Here’s what I’ve remarked upon in the subtle plate tectonics of isabel cooney since this blog was embarrassingly born on Valentine’s day:

  • I’m less and less embarrassed by the whole self-love idea. I think that just the fact of realizing, and sharing, the embarrassment around it all has begun to unblock something. You gotta love the human mind.
  • Having written about the thwarted love affair this summer seems to have dredged up signs of deep sadness around all of the hopes I’d attached to that person, that chemistry, that relationship, that couple-to-be-that-wasn’t. I don’t know many other ways than writing to purge the salty geyser I sense is there, so I guess I know what must be done. If I were to write one sentence here now, what would it be? ……….

    For 25 years I dreamt about you…For what?
  • This may seem obvious to you, but I think at the start of this experiment I was sort of hoping to find the perfect “self-love recipe” to apply to myself and swiftly achieve that blissful state of fully accepting my Self, and maybe even graduate to loving me. But I’ve already realized that no, each one of us has different needs in this mysterious realm. So the “recipe” is necessarily different for each one of us. Holy crap—that’s 7+ billion different recipes!
  • Don’t know quite why but for 2 days straight I have woken up with a smile already on my face. Before I have time to think, or remember who I am. I’m not doing it on purpose but God! it is addictive and I’m hoping this mysterious trend continues!
  • I did something that felt amazing this past week. I was going to say it was “something crazy” but the opposite is true. What’s crazy is how long it took for me to get there. Since I started working for Allies in Recovery 5 years ago, my status has been that of an independent contractor. Thus, taking vacation means no pay. Thus, I just didn’t take any. I always had strong arguments to lean on when one of my daughters gently complained about this (because I kept traveling of course, I just brought my computer/job everywhere we went). Léonore had yet another 2-week school holiday (don’t get me started) and I had proposed that she, Stella and I get away for 4 or 5 days. Until the day before we left, the plan was, she’d provide 2.5 hours of babysitting each day for me to work. But when Léonore asked me if I had to work, everything in me was shouting, “NO!” … so, I did the unthinkable: I took 3 days off. And now I can say with certainty that there is truly something to be said for vacation.

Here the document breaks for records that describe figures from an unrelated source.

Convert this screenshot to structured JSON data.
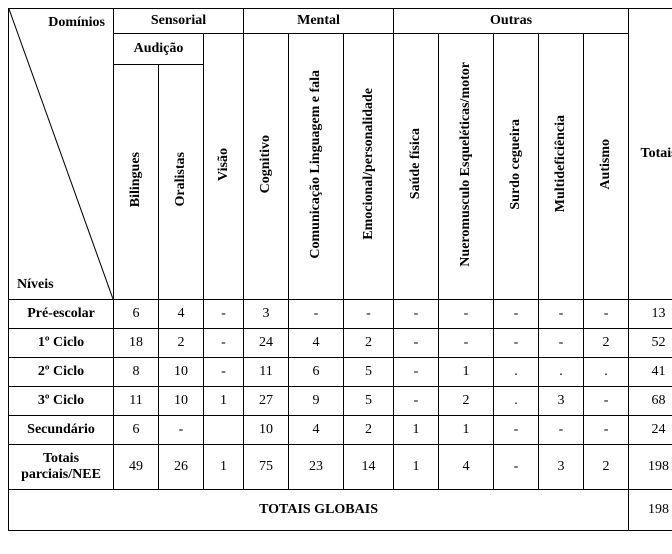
{
  "corner": {
    "top": "Domínios",
    "bottom": "Níveis"
  },
  "groups": {
    "sensorial": "Sensorial",
    "mental": "Mental",
    "outras": "Outras",
    "audicao": "Audição"
  },
  "cols": {
    "bilingues": "Bilingues",
    "oralistas": "Oralistas",
    "visao": "Visão",
    "cognitivo": "Cognitivo",
    "comunicacao": "Comunicação Linguagem e fala",
    "emocional": "Emocional/personalidade",
    "saude": "Saúde física",
    "nueromusculo": "Nueromusculo Esqueléticas/motor",
    "surdo": "Surdo cegueira",
    "multidef": "Multideficiência",
    "autismo": "Autismo",
    "totais": "Totais"
  },
  "rows": [
    {
      "label": "Pré-escolar",
      "cells": [
        "6",
        "4",
        "-",
        "3",
        "-",
        "-",
        "-",
        "-",
        "-",
        "-",
        "-",
        "13"
      ]
    },
    {
      "label": "1º Ciclo",
      "cells": [
        "18",
        "2",
        "-",
        "24",
        "4",
        "2",
        "-",
        "-",
        "-",
        "-",
        "2",
        "52"
      ]
    },
    {
      "label": "2º Ciclo",
      "cells": [
        "8",
        "10",
        "-",
        "11",
        "6",
        "5",
        "-",
        "1",
        ".",
        ".",
        ".",
        "41"
      ]
    },
    {
      "label": "3º Ciclo",
      "cells": [
        "11",
        "10",
        "1",
        "27",
        "9",
        "5",
        "-",
        "2",
        ".",
        "3",
        "-",
        "68"
      ]
    },
    {
      "label": "Secundário",
      "cells": [
        "6",
        "-",
        "",
        "10",
        "4",
        "2",
        "1",
        "1",
        "-",
        "-",
        "-",
        "24"
      ]
    },
    {
      "label": "Totais parciais/NEE",
      "cells": [
        "49",
        "26",
        "1",
        "75",
        "23",
        "14",
        "1",
        "4",
        "-",
        "3",
        "2",
        "198"
      ]
    }
  ],
  "globals": {
    "label": "TOTAIS GLOBAIS",
    "value": "198"
  },
  "style": {
    "font_family": "Times New Roman",
    "font_size_pt": 11,
    "border_color": "#000000",
    "background_color": "#ffffff",
    "text_color": "#000000"
  }
}
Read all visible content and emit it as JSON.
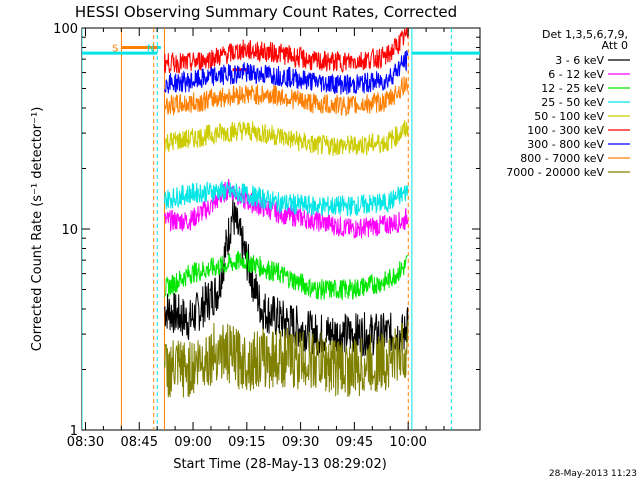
{
  "chart_data": {
    "type": "line",
    "title": "HESSI Observing Summary Count Rates, Corrected",
    "xlabel": "Start Time (28-May-13 08:29:02)",
    "ylabel": "Corrected Count Rate (s⁻¹ detector⁻¹)",
    "x_unit": "minutes after 08:29:02",
    "xlim": [
      0,
      111
    ],
    "ylim": [
      1,
      100
    ],
    "yscale": "log",
    "x_ticks": [
      "08:30",
      "08:45",
      "09:00",
      "09:15",
      "09:30",
      "09:45",
      "10:00"
    ],
    "y_ticks": [
      "1",
      "10",
      "100"
    ],
    "legend": {
      "placement": "right",
      "header": [
        "Det 1,3,5,6,7,9,",
        "Att 0"
      ]
    },
    "timestamp": "28-May-2013 11:23",
    "flags": [
      {
        "label": "S",
        "color": "#ff7f00",
        "x_start": 11,
        "x_end": 21,
        "y": 80
      },
      {
        "label": "N",
        "color": "#00e5e5",
        "x_start": 21,
        "x_end": 22,
        "y": 80
      }
    ],
    "series": [
      {
        "name": "3 - 6 keV",
        "color": "#000000",
        "points": [
          [
            23,
            4
          ],
          [
            30,
            3.5
          ],
          [
            38,
            5
          ],
          [
            42,
            12
          ],
          [
            45,
            8
          ],
          [
            50,
            4
          ],
          [
            56,
            3.5
          ],
          [
            65,
            3
          ],
          [
            75,
            3
          ],
          [
            85,
            3
          ],
          [
            90,
            3
          ],
          [
            91,
            4
          ]
        ]
      },
      {
        "name": "6 - 12 keV",
        "color": "#ff00ff",
        "points": [
          [
            23,
            11
          ],
          [
            30,
            11
          ],
          [
            36,
            13
          ],
          [
            41,
            16
          ],
          [
            45,
            14
          ],
          [
            55,
            12
          ],
          [
            65,
            11
          ],
          [
            75,
            10
          ],
          [
            85,
            10.5
          ],
          [
            90,
            11
          ],
          [
            91,
            12
          ]
        ]
      },
      {
        "name": "12 - 25 keV",
        "color": "#00e600",
        "points": [
          [
            23,
            5
          ],
          [
            30,
            6
          ],
          [
            38,
            6.5
          ],
          [
            45,
            7
          ],
          [
            55,
            6
          ],
          [
            65,
            5
          ],
          [
            75,
            5
          ],
          [
            85,
            5.5
          ],
          [
            90,
            6.5
          ],
          [
            91,
            7
          ]
        ]
      },
      {
        "name": "25 - 50 keV",
        "color": "#00e5e5",
        "points": [
          [
            23,
            14
          ],
          [
            30,
            15
          ],
          [
            38,
            15.5
          ],
          [
            45,
            15
          ],
          [
            55,
            13.5
          ],
          [
            65,
            13
          ],
          [
            75,
            13
          ],
          [
            85,
            13.5
          ],
          [
            90,
            15
          ],
          [
            91,
            16
          ]
        ]
      },
      {
        "name": "50 - 100 keV",
        "color": "#cccc00",
        "points": [
          [
            23,
            27
          ],
          [
            30,
            28
          ],
          [
            38,
            30
          ],
          [
            45,
            31
          ],
          [
            55,
            29
          ],
          [
            65,
            26
          ],
          [
            75,
            26
          ],
          [
            85,
            27
          ],
          [
            90,
            31
          ],
          [
            91,
            32
          ]
        ]
      },
      {
        "name": "100 - 300 keV",
        "color": "#ff0000",
        "points": [
          [
            23,
            67
          ],
          [
            30,
            67
          ],
          [
            38,
            72
          ],
          [
            45,
            78
          ],
          [
            55,
            75
          ],
          [
            65,
            68
          ],
          [
            75,
            68
          ],
          [
            85,
            72
          ],
          [
            90,
            90
          ],
          [
            91,
            95
          ]
        ]
      },
      {
        "name": "300 - 800 keV",
        "color": "#0000ff",
        "points": [
          [
            23,
            53
          ],
          [
            30,
            54
          ],
          [
            38,
            58
          ],
          [
            45,
            60
          ],
          [
            55,
            58
          ],
          [
            65,
            54
          ],
          [
            75,
            52
          ],
          [
            85,
            55
          ],
          [
            90,
            68
          ],
          [
            91,
            70
          ]
        ]
      },
      {
        "name": "800 - 7000 keV",
        "color": "#ff7f00",
        "points": [
          [
            23,
            41
          ],
          [
            30,
            42
          ],
          [
            38,
            45
          ],
          [
            45,
            47
          ],
          [
            55,
            46
          ],
          [
            65,
            42
          ],
          [
            75,
            41
          ],
          [
            85,
            43
          ],
          [
            90,
            52
          ],
          [
            91,
            55
          ]
        ]
      },
      {
        "name": "7000 - 20000 keV",
        "color": "#808000",
        "points": [
          [
            23,
            2
          ],
          [
            30,
            2
          ],
          [
            38,
            2.5
          ],
          [
            45,
            2.2
          ],
          [
            55,
            2.3
          ],
          [
            65,
            2.2
          ],
          [
            75,
            2
          ],
          [
            85,
            2.2
          ],
          [
            90,
            2.5
          ],
          [
            91,
            2.5
          ]
        ]
      }
    ]
  }
}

    As my friend Damien commented to me today: “I am very happy for the 3 of you, yes it’s imperative to be able to clear one’s head, even for just a few days, from time to time. For me, it’s actually vital. It allows me to relax, to let go, to step back, to bond with family … all the essential stuff! And when you come back you’re full of energy, ideas, plans. And even for us independent workers, for whom vacation is more expensive, it’s still clearly worth it.”

    I think I’ve found one of my ingredients!! Actual vacations? Free time that’s for something other than working? Yes, please.
  • Speaking of vacations, the main focus of our 5 delightful days in Rennes was “food tourism.” Lord knows I love to eat, and sniff out the best food places. But listening to —and respecting—my own body’s needs, refusals, desires has become a complicated scene.

    Though I don’t yet really understand yet how to go about this, I am fully aware now that something profound needs to shift in my relationship to eating (how/when/what/why…). Figuring this out, or moving closer to doing so, will also be a giant ingredient in my own recipe for Self Love. To be continued… with love!